"Arkkkkk, " Ara teriak kemudian membuka mata, ia tidak sanggup membayangkan kondisi tidak ideal seperti itu. Wajahnya berkeringat, mukanya pucat, badannya gemetar.
Walau kejadian ini hanya khayalan, Ara bisa melihat potensi kejadian ini benar-benar terjadi dalam hidupnya bila ia menikah dengan bang Satt. Ara sangat ketakutan.
Tidak sadar matahari mulai petang, Ara memutuskan untuk pulang kerumahnya dan berencana speak up kepada ibunya bahwa ia tidak ingin menikah dengan bang Satt.
Sepeda mulai Ara goes menuju ke rumah. dalam perjalanan, diatas sepeda, Ara mengulang-ulangi kata "tidak mau nikah dengan bang Satt...tidak mau nikah dengan bang Satt. "
Setibanya ia di rumah, perasaannya mulai tidak enak. "Sensasi macam apa ini? ". Ara bertanya-tanyaa.
Benar kata orang-orang, perasaan perempuan tidak pernah salah. Baru saja hendak membuka pintu, betapa terkejutnya Ara mendengar suara bang Satt dibalik pintu sedang asyik bercerita dengan ibunya. Ketika Ara membuka pintu rumahnya, petaka Ara benar-benar terjadi. Bang Satt dan keluarganya sudah siap untuk melamar Ara.
Ara menangis dalam hati, wajahnya pucat, detak jantungnya melambat, badannya mati rasa, tatapannya kosong. Seolah ia punya raga yang utuh tapi jiwanya sudah mati.

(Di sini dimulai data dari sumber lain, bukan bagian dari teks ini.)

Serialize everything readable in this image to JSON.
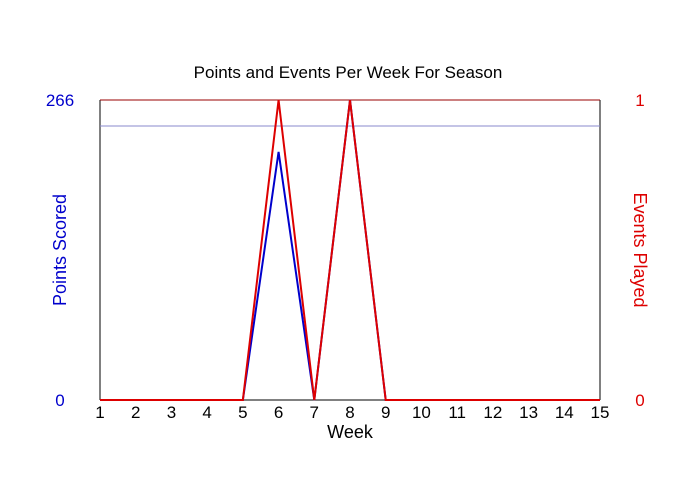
{
  "chart_data": {
    "type": "line",
    "title": "Points and Events Per Week For Season",
    "xlabel": "Week",
    "ylabel_left": "Points Scored",
    "ylabel_right": "Events Played",
    "x": [
      1,
      2,
      3,
      4,
      5,
      6,
      7,
      8,
      9,
      10,
      11,
      12,
      13,
      14,
      15
    ],
    "x_tick_labels": [
      "1",
      "2",
      "3",
      "4",
      "5",
      "6",
      "7",
      "8",
      "9",
      "10",
      "11",
      "12",
      "13",
      "14",
      "15"
    ],
    "xlim": [
      1,
      15
    ],
    "ylim_left": [
      0,
      266
    ],
    "ylim_right": [
      0,
      1
    ],
    "y_left_tick_labels": [
      "0",
      "266"
    ],
    "y_right_tick_labels": [
      "0",
      "1"
    ],
    "reference_line_left": 243,
    "grid": false,
    "legend": "none",
    "series": [
      {
        "axis": "left",
        "color": "#0000cc",
        "values": [
          0,
          0,
          0,
          0,
          0,
          220,
          0,
          266,
          0,
          0,
          0,
          0,
          0,
          0,
          0
        ]
      },
      {
        "axis": "right",
        "color": "#dd0000",
        "values": [
          0,
          0,
          0,
          0,
          0,
          1,
          0,
          1,
          0,
          0,
          0,
          0,
          0,
          0,
          0
        ]
      }
    ],
    "colors": {
      "left_axis": "#0000cc",
      "right_axis": "#dd0000",
      "reference_line": "#8888cc",
      "frame_top": "#990000",
      "frame": "#000000"
    }
  }
}
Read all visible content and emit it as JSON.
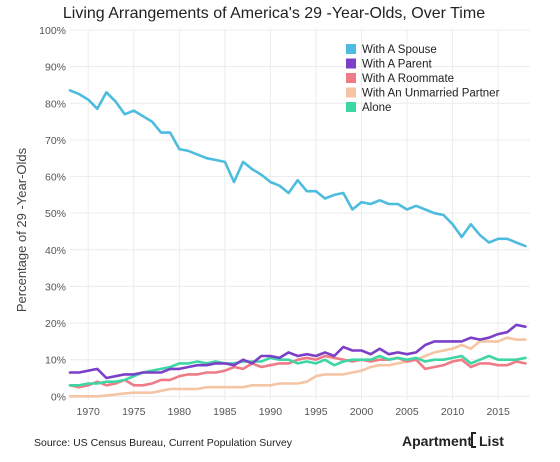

"O puang..." Ara menghela nafas.
Meski begitu, sebagai anak yang santun Ara tidak punya pilihan lain. Ia mencoba menyembunyikan rasa sedihnya dengan berusaha tersenyum dihadapan bang Satt dan keluarganya. Bayangkan betapa tegarnya Ara. Apakah anda juga  mampu bila dihadapkan dengan kondisi demikian?
"Eh...calon istriku sudah datang, " kata bang Satt dengan penuh senyum karena melihat calon istrinya yang juga tersenyum. Padahal bang Satt tidak tahu bahwa sebenarnya Ara sedang bersedih.
"Ibu mertua? kira-kira kapan aku bisa meminang anakmu yang cantik dan cerdas ini? " bang Satt bertanya dengan nada semangat yang menggebuh gebuh. Ia tidak sabar lagi menjalin hubungan dengan Ara, si wanita manis dari kampung adat Toledor.